Dijital vatandaşlık, teknoloji erişimi ve becerilerinin yanı sıra eğitim yetkinlikleri gerektirir. Dijital vatandaşlık, teknoloji kullanımına ilişkin davranış normları olarak tanımlanabilir (Ribble, Bailey ve Ross, 2004). Ayrıca dijital vatandaşlık, dijital dünyada görev yapmak için sorumlu olunan dijital alışkanlıklar (dijital teknolojilerin etkin ve güvenli bir şekilde günlük kullanımı) olarak tanımlanmaktadır (Martin, Gezer ve Wang, 2019). ISTE, dijital vatandaşlığı, öğretmenlerin öğrencilerine öğretmekten sorumlu tutulduğu eğitim teknolojisinin temel bir yönü olarak ifade etmektedir ve bunun için standartlar belirlemiştir. Dijital vatandaşlığa ilişkin eğitimciler için ISTE standardı, “öğretmenlerin öğrencilerine olumlu ve sorumlu bir şekilde dijital dünyaya katılmaları için ilham vermeleri” gerektiğidir (ISTE, 2019). E-Devlet
E-devlet, daha iyi bir süreç yönetimine ulaşmak için bir araç olarak Bilgi ve İletişim Teknolojilerinin (BİT) ve özellikle internetin kullanılması olarak tanımlanmaktadır. İktisadi İşbirliği ve Kalkınma Teşkilatı (OECD) e-Devlet Projesi bağlamında, “e-devlet” terimi üç grupta tanımlanmıştır (Field, 2003):
a. E-devlet, internet (çevrim içi) hizmet sunumu ve e-danışmanlık gibi diğer internet tabanlı faaliyetler olarak tanımlanır.

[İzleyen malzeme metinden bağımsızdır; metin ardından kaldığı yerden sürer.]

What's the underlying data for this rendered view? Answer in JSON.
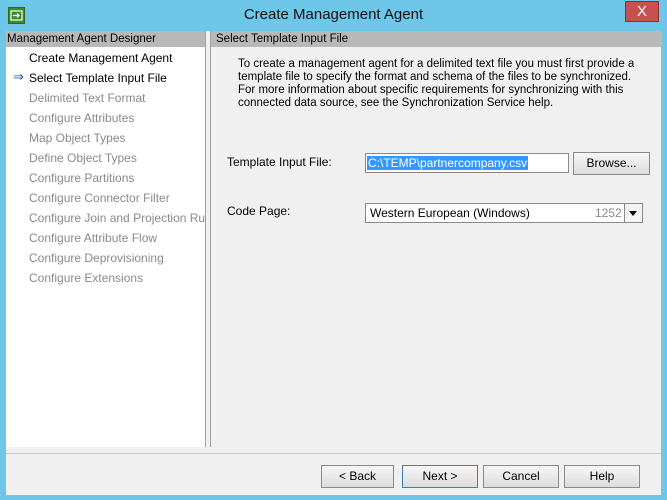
{
  "window": {
    "title": "Create Management Agent",
    "close_glyph": "X",
    "icon": "app-icon"
  },
  "sidebar": {
    "header": "Management Agent Designer",
    "items": [
      {
        "label": "Create Management Agent",
        "state": "done"
      },
      {
        "label": "Select Template Input File",
        "state": "current"
      },
      {
        "label": "Delimited Text Format",
        "state": "disabled"
      },
      {
        "label": "Configure Attributes",
        "state": "disabled"
      },
      {
        "label": "Map Object Types",
        "state": "disabled"
      },
      {
        "label": "Define Object Types",
        "state": "disabled"
      },
      {
        "label": "Configure Partitions",
        "state": "disabled"
      },
      {
        "label": "Configure Connector Filter",
        "state": "disabled"
      },
      {
        "label": "Configure Join and Projection Rules",
        "state": "disabled"
      },
      {
        "label": "Configure Attribute Flow",
        "state": "disabled"
      },
      {
        "label": "Configure Deprovisioning",
        "state": "disabled"
      },
      {
        "label": "Configure Extensions",
        "state": "disabled"
      }
    ],
    "current_arrow": "⇒"
  },
  "main": {
    "header": "Select Template Input File",
    "description": "To create a management agent for a delimited text file you must first provide a template file to specify the format and schema of the files to be synchronized. For more information about specific requirements for synchronizing with this connected data source, see the Synchronization Service help.",
    "template_label": "Template Input File:",
    "template_value": "C:\\TEMP\\partnercompany.csv",
    "browse_label": "Browse...",
    "code_page_label": "Code Page:",
    "code_page_value": "Western European (Windows)",
    "code_page_number": "1252"
  },
  "footer": {
    "back_label": "< Back",
    "next_label": "Next >",
    "cancel_label": "Cancel",
    "help_label": "Help"
  },
  "colors": {
    "titlebar": "#6ec6e8",
    "close": "#c75050",
    "selection": "#3399ff"
  }
}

b. E-devlet, devlette BİT kullanımına eşittir.
c. E-devlet, kamu yönetimini BİT'lerin kullanımı yoluyla dönüştürme kapasitesi olarak tanımlanır veya aslında BİT'ler etrafında inşa edilmiş yeni bir hükûmet biçimini tanımlamak için kullanılır. Bu yön genellikle internet kullanımıyla bağlantılıdır. E-devlet ile yeni liderlik biçimleri, yeni tartışma ve karar verme stratejileri devreye girmektedir. Basu’ya (2004) göre e-devlet, vatandaşlara fayda sağlamak için devlet hizmetlerine erişimi ve bu hizmetlerin sunumunu geliştirmeyi amaçlar. Daha da önemlisi, bir ülkenin kalkınması için sosyal ve ekonomik kaynakları daha iyi yönetmek amacıyla devletin etkili yönetişime ve artan şeffaflığa yönelimini güçlendirmeye yardımcı olmayı amaçlar. 1.5.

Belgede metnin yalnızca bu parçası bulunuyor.